Sedangkan penelitian tentang hidup keagamaan adalah
penelitian tentang praktik-praktik ajaran Agama yang dilakukan oleh manusia
secara individual dan kolektif. Berdasarkan batasan tersebut, penelitian hidup
keagamaan meliputi hal-hal berikut:
1.
Perilaku
individu dan hubungannnya dengan masyarakatnya yang didasarkan atas Agama yang
dianutnya.
2.
Perilaku
masyarakat atau suatu komunitas, baik perilaku politik, budaya maupun yang
lainnya yang mendefinisikan dirinya sebagai penganut suatu Agama.
3.
Ajaran
Agama yang membentuk pranata sosial, corak perilaku, dan budaya masyarakat
beragama.
Berdasarkan tujuan yang hendak dicapai, penelitian
keagamaan dapat dibedakan sebagai berikut:
a) Penelitian Eksploratif
b) Penelitian Deskriptif
c) Penelitian Historis
d) Penelitian korelasional
e) Penelitian Eksperimen
Adapun model penelitian yang ditampilkan di sini
disesuaikan dengan perbedaan antara penelitian Agama dan penelitian keagamaan.
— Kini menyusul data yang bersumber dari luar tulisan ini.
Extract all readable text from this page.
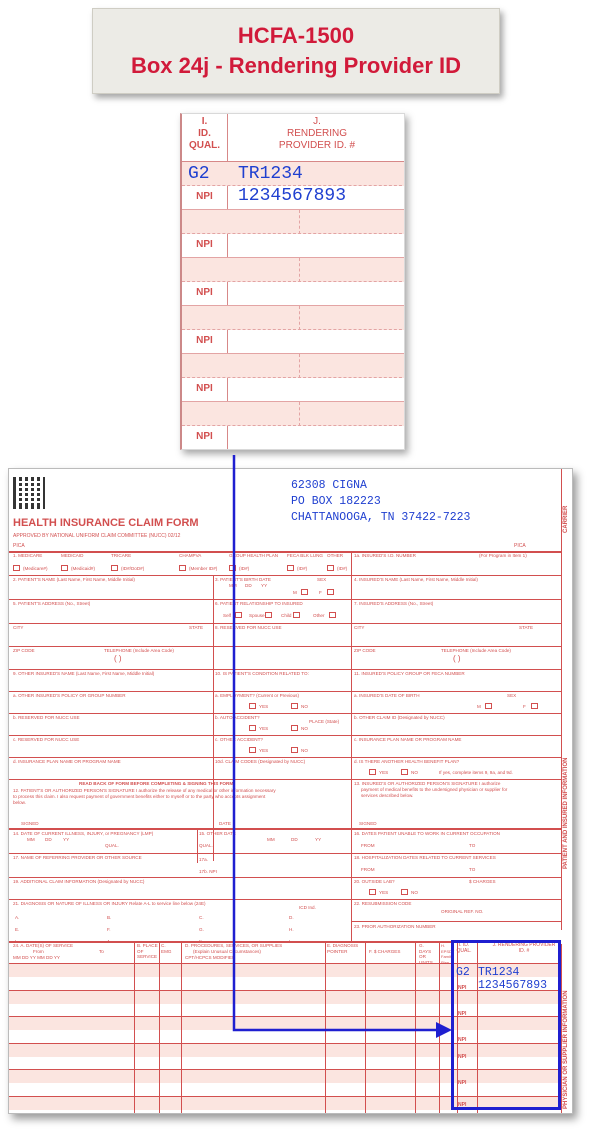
HCFA-1500
Box 24j - Rendering Provider ID
I.
ID.
QUAL.
J.
RENDERING
PROVIDER ID. #
G2 TR1234
NPI	1234567893
NPI
NPI
NPI
NPI
NPI
HEALTH INSURANCE CLAIM FORM
APPROVED BY NATIONAL UNIFORM CLAIM COMMITTEE (NUCC) 02/12
PICA	PICA
62308 CIGNA
PO BOX 182223
CHATTANOOGA, TN 37422-7223	CARRIER
PATIENT AND INSURED INFORMATION
PHYSICIAN OR SUPPLIER INFORMATION
1. MEDICARE	MEDICAID	TRICARE	CHAMPVA	GROUP HEALTH PLAN FECA BLK LUNG OTHER
(Medicare#)	(Medicaid#)	(ID#/DoD#)	(Member ID#)	(ID#)	(ID#)	(ID#)
1a. INSURED'S I.D. NUMBER	(For Program in Item 1)
2. PATIENT'S NAME (Last Name, First Name, Middle Initial)	3. PATIENT'S BIRTH DATE	SEX
MM DD YY
M	F
4. INSURED'S NAME (Last Name, First Name, Middle Initial)
5. PATIENT'S ADDRESS (No., Street)	6. PATIENT RELATIONSHIP TO INSURED
Self	Spouse	Child	Other
7. INSURED'S ADDRESS (No., Street)
CITY	STATE	8. RESERVED FOR NUCC USE	CITY	STATE
ZIP CODE	TELEPHONE (Include Area Code)
( )
ZIP CODE	TELEPHONE (Include Area Code)
( )
9. OTHER INSURED'S NAME (Last Name, First Name, Middle Initial)	10. IS PATIENT'S CONDITION RELATED TO:	11. INSURED'S POLICY GROUP OR FECA NUMBER
a. OTHER INSURED'S POLICY OR GROUP NUMBER	a. EMPLOYMENT? (Current or Previous)
YES	NO
a. INSURED'S DATE OF BIRTH	SEX
M	F
b. RESERVED FOR NUCC USE	b. AUTO ACCIDENT?
PLACE (State)
YES	NO
b. OTHER CLAIM ID (Designated by NUCC)
c. RESERVED FOR NUCC USE	c. OTHER ACCIDENT?
YES	NO
c. INSURANCE PLAN NAME OR PROGRAM NAME
d. INSURANCE PLAN NAME OR PROGRAM NAME	10d. CLAIM CODES (Designated by NUCC)	d. IS THERE ANOTHER HEALTH BENEFIT PLAN?
YES	NO	If yes, complete items 9, 9a, and 9d.
READ BACK OF FORM BEFORE COMPLETING & SIGNING THIS FORM.
12. PATIENT'S OR AUTHORIZED PERSON'S SIGNATURE I authorize the release of any medical or other information necessary
to process this claim. I also request payment of government benefits either to myself or to the party who accepts assignment
below.
13. INSURED'S OR AUTHORIZED PERSON'S SIGNATURE I authorize
payment of medical benefits to the undersigned physician or supplier for
services described below.
SIGNED	DATE	SIGNED
14. DATE OF CURRENT ILLNESS, INJURY, or PREGNANCY (LMP)
MM DD YY
QUAL.
15. OTHER DATE
QUAL.
MM	DD	YY
16. DATES PATIENT UNABLE TO WORK IN CURRENT OCCUPATION
FROM	TO
17. NAME OF REFERRING PROVIDER OR OTHER SOURCE	17a.
17b. NPI
18. HOSPITALIZATION DATES RELATED TO CURRENT SERVICES
FROM	TO
19. ADDITIONAL CLAIM INFORMATION (Designated by NUCC)	20. OUTSIDE LAB?	$ CHARGES
YES	NO
21. DIAGNOSIS OR NATURE OF ILLNESS OR INJURY Relate A-L to service line below (24E)
ICD Ind.
A.	B.	C.	D.
E.	F.	G.	H.
22. RESUBMISSION CODE
ORIGINAL REF. NO.
23. PRIOR AUTHORIZATION NUMBER
24. A. DATE(S) OF SERVICE
From	To
MM DD YY MM DD YY
B. PLACE OF SERVICE
C. EMG
D. PROCEDURES, SERVICES, OR SUPPLIES
(Explain Unusual Circumstances)
CPT/HCPCS MODIFIER
E. DIAGNOSIS POINTER	F. $ CHARGES
G. DAYS OR UNITS
H. EPSDT Family Plan
I. ID. QUAL.
J. RENDERING PROVIDER ID. #
G2 TR1234
1234567893
NPI
NPI
NPI
NPI
NPI
NPI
Akan tetapi, disini dikutip karya Djamari mengenai metode sosiologi dalam
kajian Agama, yang secara tidak langsung memperlihatkan model-model penelitian
Agama melalui pendekatan sosiologis. Djamari, dosen pascasarjana IKIP Bandung,
menjelaskan bahwa kajian sosiologi Agama menggunakan metode ilmiah. Yaitu:
1)
Analisis
sejarah
2)
Analisis
lintas budaya
3)
Ekspeimen
4)
Observasi
partisipatif
5)
Riset
survey dan analisis statistik
6)
Analisis
isi
BAB
III
ANALISIS
Makna dalam penafsiran agama merupakan sisi dari
sudut pandang orang yang memberikan pemaknaan, Al Quran banyak fersi pemaknaan
maupun penafsiran akan tetapi dalam kajian lingustik bahasa yang berbeda namun
lafad Al Quran tetap sama dengan Quran lianya. Perbedaanya terletak pada
pemaknaan, karna itu Max Weber menjelaskan makna atau disebut pemaknaan
merupakan doktrinitas. Mampu memberikan penekanan dalam kepentingan sekelompok
agama yang fanatik dengan lainya. Kepentingan inilah yang harus disikapi, seperti
yang kita jumpai dalam kasus Ahok ditudu penistaan agama dalam memahami
pemaknaan lafad Quran. Tentunya dalam dunia politik ada kepentingan tersendiri
yang harus dilibatkan atau bisa juga ada pihak ketiga yang sengaja
mengkonflikan antara dua sisi. Bagi orang awam tentu merasa tidak nyaman dengan
keadaan yang memanas wacana tersebut. Perlu ada kebijakan dalam memahami
pemaknaan dari sudut toleran, pluralis, dan nasoinalis. Seperti tokoh
pembahruan Islam ialah Hassan Hanafi pelopor pembahruan Islam yang sangat
penting, beliau melibatkan kebudayaan Islam untuk bersifat nasionalis. Dalam
bukunya Hassan Hanafi juga membahas linguistik bahasa dalam penjelasanya ialah
pemaknaan atau penafsiran harus dengan bahasa membumi untuk bisa memahami semua
orang, bahasa yang digunakan bersifat fenomena keadaan, bukan bahasa ketuhanan
yang sulit diterima oleh orang awam.
Konsep agama merupakan
ajaran-ajaran yang harus dituntun oleh setiap manusia agar manusia mempunyai
tujuan sesudah di dunia. Ajaran-ajaran agama perlu tertanam dalam jiwa atau
hati, hal ini untuk membatasi manusia berbuat. Lalu bagaimana jika seseorang tidak
beragama apakah dituntut untuk beragama? Seperti orang ateis. Hal ini bukan
menjadi kebijakan agama, karna agama mempunyai tugas yang sifatnya tidak memaksa.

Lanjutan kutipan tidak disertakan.